President Barack Obama promised Friday to “degrade and ultimately destroy” the militants of ISIS, an organization he claimed was too dangerous to be simply contained. The militant group, also known as ISIS, “poses a long-term threat to the safety and security of NATO members,” Obama said at a press conference in Newport, Wales. “We have a critical role to play in rolling back this savage organization.”
Obama ended the 28-nation NATO summit by asserting there is clear cohesion in dealing with ISIS and that the U.S. is far from going it alone.
Over the last month, President Obama has launched over 100 airstrikes on ISIS targets in Iraq, while, at the same time, Obama’s diplomatic and national security team continues to gather support from international partners on confronting ISIS threats in the Middle East.
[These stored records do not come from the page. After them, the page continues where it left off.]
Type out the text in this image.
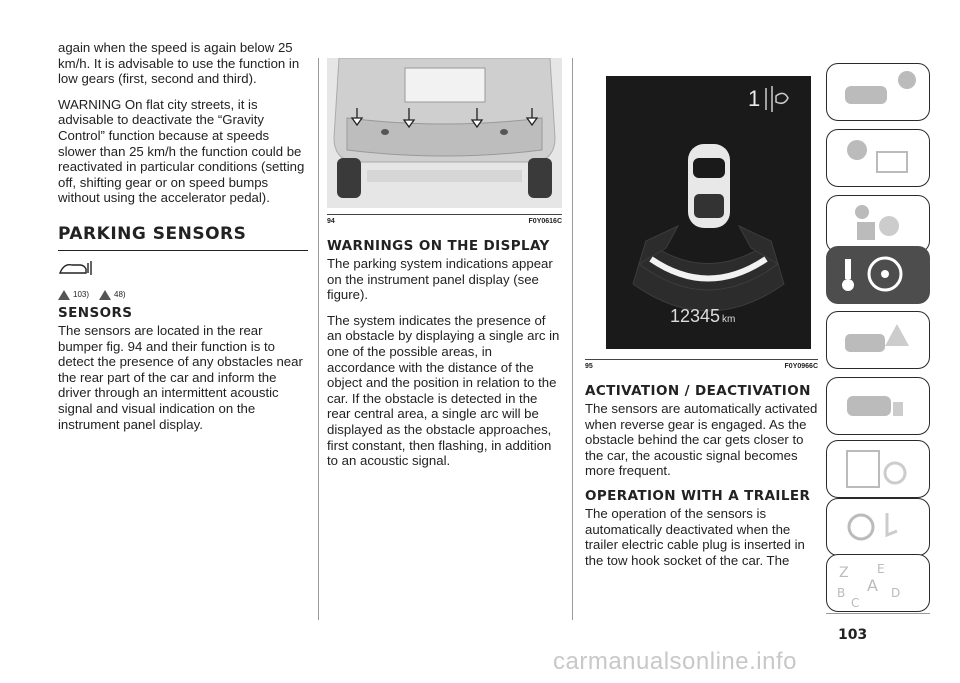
again when the speed is again below 25 km/h. It is advisable to use the function in low gears (first, second and third).

WARNING On flat city streets, it is advisable to deactivate the “Gravity Control” function because at speeds slower than 25 km/h the function could be reactivated in particular conditions (setting off, shifting gear or on speed bumps without using the accelerator pedal).

PARKING SENSORS
103)	48)
SENSORS

The sensors are located in the rear bumper fig. 94 and their function is to detect the presence of any obstacles near the rear part of the car and inform the driver through an intermittent acoustic signal and visual indication on the instrument panel display.

94	F0Y0616C
WARNINGS ON THE DISPLAY

The parking system indications appear on the instrument panel display (see figure).

The system indicates the presence of an obstacle by displaying a single arc in one of the possible areas, in accordance with the distance of the object and the position in relation to the car. If the obstacle is detected in the rear central area, a single arc will be displayed as the obstacle approaches, first constant, then flashing, in addition to an acoustic signal.

1
12345 km
95	F0Y0966C
ACTIVATION / DEACTIVATION

The sensors are automatically activated when reverse gear is engaged. As the obstacle behind the car gets closer to the car, the acoustic signal becomes more frequent.

OPERATION WITH A TRAILER

The operation of the sensors is automatically deactivated when the trailer electric cable plug is inserted in the tow hook socket of the car. The

Z E
A
B	D
C
103
carmanualsonline.info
“I absolutely do believe that there will be a coalition of countries from the international community, from here in NATO, also from the region where many of the neighbors have stepped up and said they want to be a part of that type of effort,” Deputy National Security Adviser Ben Rhodes said in an interview Thursday outside the NATO summit in Wales.
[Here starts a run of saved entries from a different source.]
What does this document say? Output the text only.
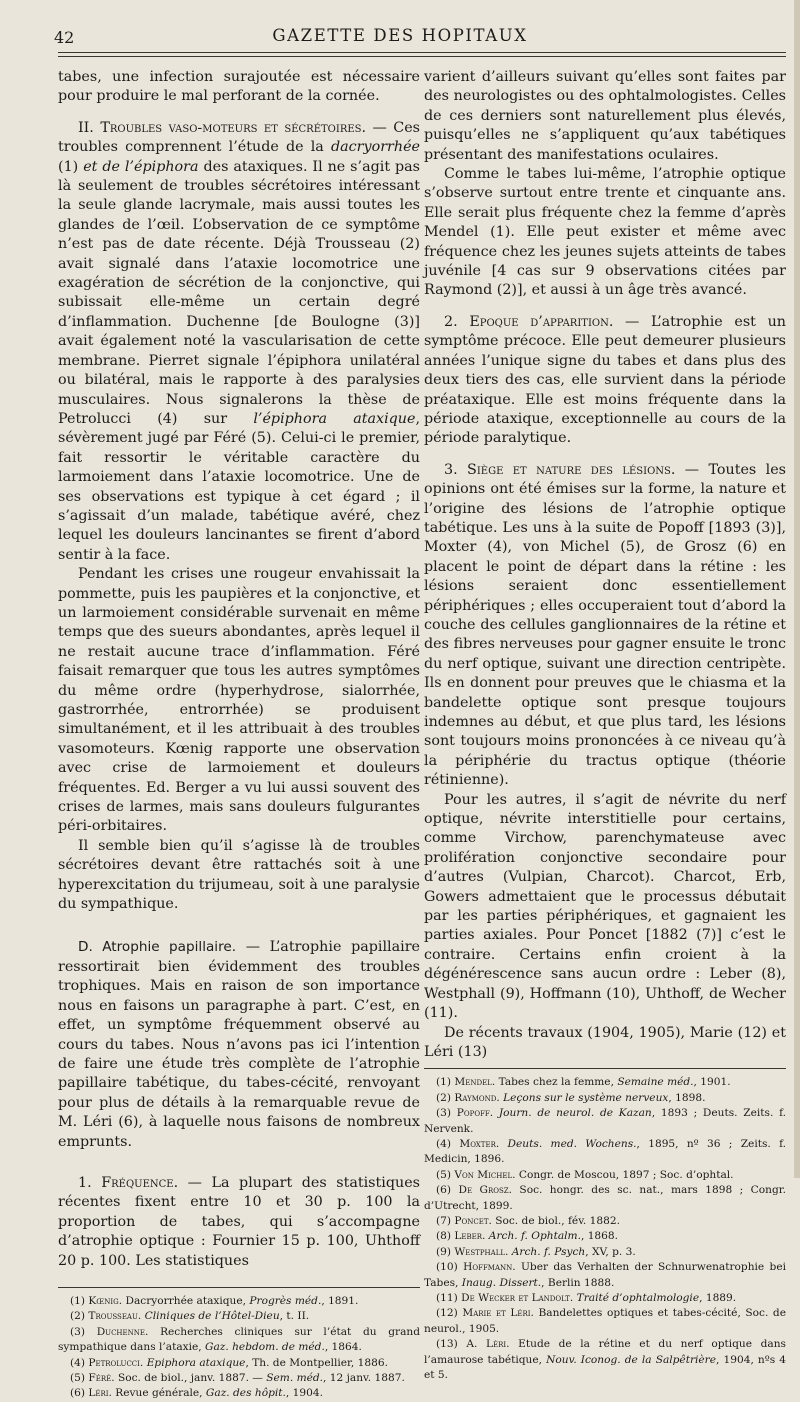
42	GAZETTE DES HOPITAUX

tabes, une infection surajoutée est nécessaire pour produire le mal perforant de la cornée.

II. Troubles vaso-moteurs et sécrétoires. — Ces troubles comprennent l’étude de la dacryorrhée (1) et de l’épiphora des ataxiques. Il ne s’agit pas là seulement de troubles sécrétoires intéressant la seule glande lacrymale, mais aussi toutes les glandes de l’œil. L’observation de ce symptôme n’est pas de date récente. Déjà Trousseau (2) avait signalé dans l’ataxie locomotrice une exagération de sécrétion de la conjonctive, qui subissait elle-même un certain degré d’inflammation. Duchenne [de Boulogne (3)] avait également noté la vascularisation de cette membrane. Pierret signale l’épiphora unilatéral ou bilatéral, mais le rapporte à des paralysies musculaires. Nous signalerons la thèse de Petrolucci (4) sur l’épiphora ataxique, sévèrement jugé par Féré (5). Celui-ci le premier, fait ressortir le véritable caractère du larmoiement dans l’ataxie locomotrice. Une de ses observations est typique à cet égard ; il s’agissait d’un malade, tabétique avéré, chez lequel les douleurs lancinantes se firent d’abord sentir à la face.

Pendant les crises une rougeur envahissait la pommette, puis les paupières et la conjonctive, et un larmoiement considérable survenait en même temps que des sueurs abondantes, après lequel il ne restait aucune trace d’inflammation. Féré faisait remarquer que tous les autres symptômes du même ordre (hyperhydrose, sialorrhée, gastrorrhée, entrorrhée) se produisent simultanément, et il les attribuait à des troubles vasomoteurs. Kœnig rapporte une observation avec crise de larmoiement et douleurs fréquentes. Ed. Berger a vu lui aussi souvent des crises de larmes, mais sans douleurs fulgurantes péri-orbitaires.

Il semble bien qu’il s’agisse là de troubles sécrétoires devant être rattachés soit à une hyperexcitation du trijumeau, soit à une paralysie du sympathique.

D. Atrophie papillaire. — L’atrophie papillaire ressortirait bien évidemment des troubles trophiques. Mais en raison de son importance nous en faisons un paragraphe à part. C’est, en effet, un symptôme fréquemment observé au cours du tabes. Nous n’avons pas ici l’intention de faire une étude très complète de l’atrophie papillaire tabétique, du tabes-cécité, renvoyant pour plus de détails à la remarquable revue de M. Léri (6), à laquelle nous faisons de nombreux emprunts.

1. Fréquence. — La plupart des statistiques récentes fixent entre 10 et 30 p. 100 la proportion de tabes, qui s’accompagne d’atrophie optique : Fournier 15 p. 100, Uhthoff 20 p. 100. Les statistiques

(1) Kœnig. Dacryorrhée ataxique, Progrès méd., 1891.
(2) Trousseau. Cliniques de l’Hôtel-Dieu, t. II.
(3) Duchenne. Recherches cliniques sur l’état du grand sympathique dans l’ataxie, Gaz. hebdom. de méd., 1864.
(4) Petrolucci. Epiphora ataxique, Th. de Montpellier, 1886.
(5) Féré. Soc. de biol., janv. 1887. — Sem. méd., 12 janv. 1887.
(6) Léri. Revue générale, Gaz. des hôpit., 1904.

varient d’ailleurs suivant qu’elles sont faites par des neurologistes ou des ophtalmologistes. Celles de ces derniers sont naturellement plus élevés, puisqu’elles ne s’appliquent qu’aux tabétiques présentant des manifestations oculaires.

Comme le tabes lui-même, l’atrophie optique s’observe surtout entre trente et cinquante ans. Elle serait plus fréquente chez la femme d’après Mendel (1). Elle peut exister et même avec fréquence chez les jeunes sujets atteints de tabes juvénile [4 cas sur 9 observations citées par Raymond (2)], et aussi à un âge très avancé.

2. Epoque d’apparition. — L’atrophie est un symptôme précoce. Elle peut demeurer plusieurs années l’unique signe du tabes et dans plus des deux tiers des cas, elle survient dans la période préataxique. Elle est moins fréquente dans la période ataxique, exceptionnelle au cours de la période paralytique.

3. Siège et nature des lésions. — Toutes les opinions ont été émises sur la forme, la nature et l’origine des lésions de l’atrophie optique tabétique. Les uns à la suite de Popoff [1893 (3)], Moxter (4), von Michel (5), de Grosz (6) en placent le point de départ dans la rétine : les lésions seraient donc essentiellement périphériques ; elles occuperaient tout d’abord la couche des cellules ganglionnaires de la rétine et des fibres nerveuses pour gagner ensuite le tronc du nerf optique, suivant une direction centripète. Ils en donnent pour preuves que le chiasma et la bandelette optique sont presque toujours indemnes au début, et que plus tard, les lésions sont toujours moins prononcées à ce niveau qu’à la périphérie du tractus optique (théorie rétinienne).

Pour les autres, il s’agit de névrite du nerf optique, névrite interstitielle pour certains, comme Virchow, parenchymateuse avec prolifération conjonctive secondaire pour d’autres (Vulpian, Charcot). Charcot, Erb, Gowers admettaient que le processus débutait par les parties périphériques, et gagnaient les parties axiales. Pour Poncet [1882 (7)] c’est le contraire. Certains enfin croient à la dégénérescence sans aucun ordre : Leber (8), Westphall (9), Hoffmann (10), Uhthoff, de Wecher (11).

De récents travaux (1904, 1905), Marie (12) et Léri (13)

(1) Mendel. Tabes chez la femme, Semaine méd., 1901.
(2) Raymond. Leçons sur le système nerveux, 1898.
(3) Popoff. Journ. de neurol. de Kazan, 1893 ; Deuts. Zeits. f. Nervenk.
(4) Moxter. Deuts. med. Wochens., 1895, nº 36 ; Zeits. f. Medicin, 1896.
(5) Von Michel. Congr. de Moscou, 1897 ; Soc. d’ophtal.
(6) De Grosz. Soc. hongr. des sc. nat., mars 1898 ; Congr. d’Utrecht, 1899.
(7) Poncet. Soc. de biol., fév. 1882.
(8) Leber. Arch. f. Ophtalm., 1868.
(9) Westphall. Arch. f. Psych, XV, p. 3.
(10) Hoffmann. Uber das Verhalten der Schnurwenatrophie bei Tabes, Inaug. Dissert., Berlin 1888.
(11) De Wecker et Landolt. Traité d’ophtalmologie, 1889.
(12) Marie et Léri. Bandelettes optiques et tabes-cécité, Soc. de neurol., 1905.
(13) A. Léri. Etude de la rétine et du nerf optique dans l’amaurose tabétique, Nouv. Iconog. de la Salpêtrière, 1904, nºs 4 et 5.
“A lot of these European countries are concerned about the foreign fighters that have gone down to Iraq and Syria who have European passports. So they are very concerned that this threat in Iraq and Syria could end up posing a threat here in Europe,” Rhodes said.
It’s still unclear how an anti-ISIS coalition would take shape. Rhodes suggested participating countries would likely serve in different roles, depending on their capabilities and appetite for a more direct military involvement in the mission. “Intelligence. Law enforcement. Lots of ways for nations to step up to the plate and be a part of this coalition,” Rhodes said.
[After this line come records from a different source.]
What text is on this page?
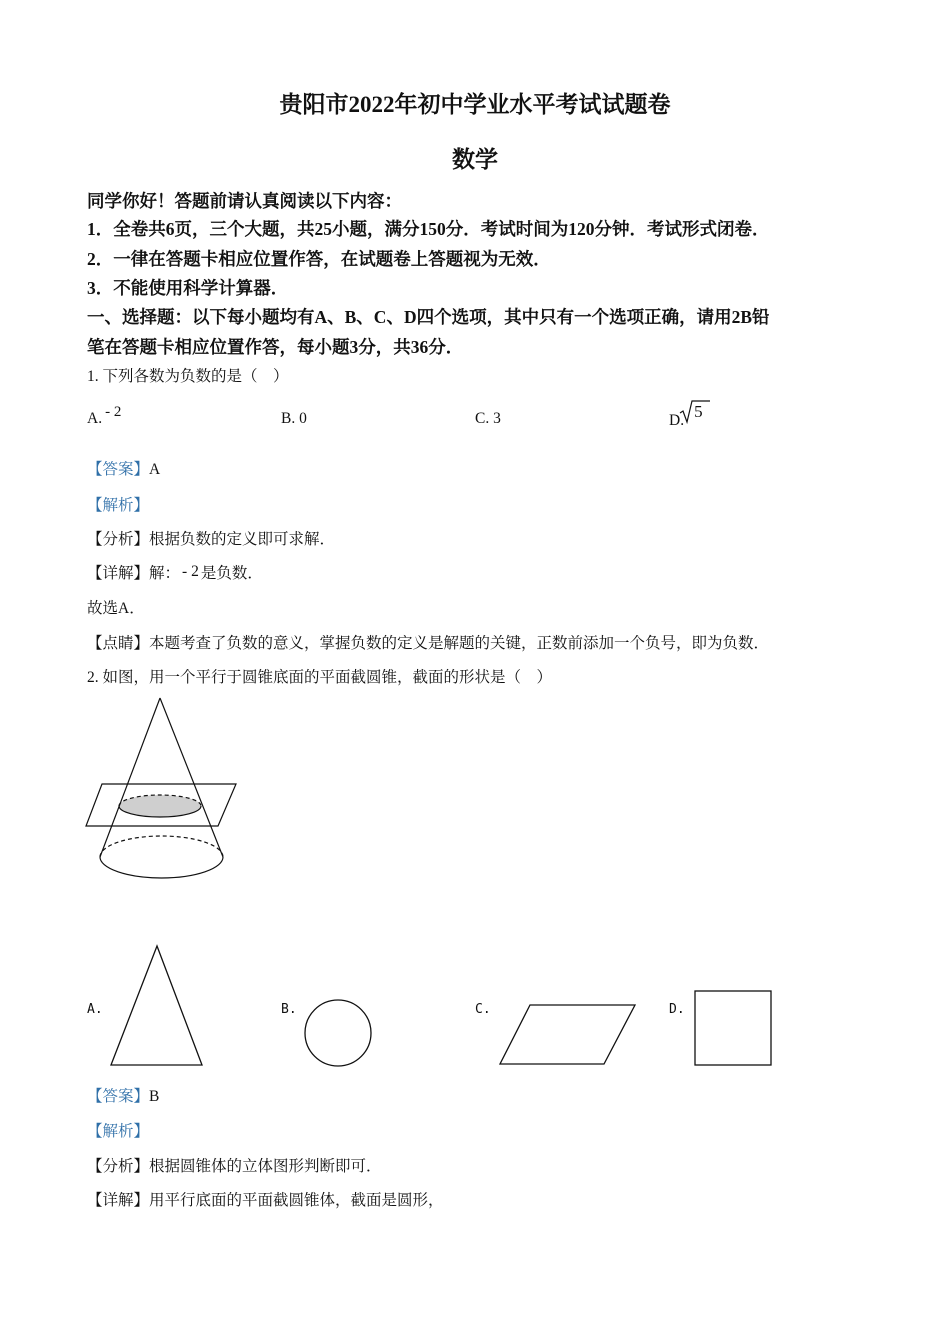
贵阳市2022年初中学业水平考试试题卷
数学
同学你好！答题前请认真阅读以下内容：
1．全卷共6页，三个大题，共25小题，满分150分．考试时间为120分钟．考试形式闭卷．
2．一律在答题卡相应位置作答，在试题卷上答题视为无效．
3．不能使用科学计算器．
一、选择题：以下每小题均有A、B、C、D四个选项，其中只有一个选项正确，请用2B铅
笔在答题卡相应位置作答，每小题3分，共36分．
1. 下列各数为负数的是（　）
A. - 2	B. 0	C. 3	D. 5
【答案】A
【解析】
【分析】根据负数的定义即可求解．
【详解】解： - 2 是负数．
故选A．
【点睛】本题考查了负数的意义，掌握负数的定义是解题的关键，正数前添加一个负号，即为负数．
2. 如图，用一个平行于圆锥底面的平面截圆锥，截面的形状是（　）
A.	B.	C.	D.
【答案】B
【解析】
【分析】根据圆锥体的立体图形判断即可．
【详解】用平行底面的平面截圆锥体，截面是圆形，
However it seems President Obama created some a bit of confusion about this strategy at a news conference in Estonia earlier this week when he said his goal was to both “degrade and destroy” ISIS and reduce the group’s threat “to the point where it is a manageable problem.” Rhodes argued there was no inconsistency in the president’s remarks, insisting the mission to defeat ISIS is a multi-step process.
Regarding the Russia problem, NATO leaders approved plans earlier in the day to create a force that could mobilize quickly in case any alliance country in Eastern Europe were to be attacked. Obama declared, “We will defend every ally.” He said the alliance had “sent a strong message to Russia that actions have consequences.”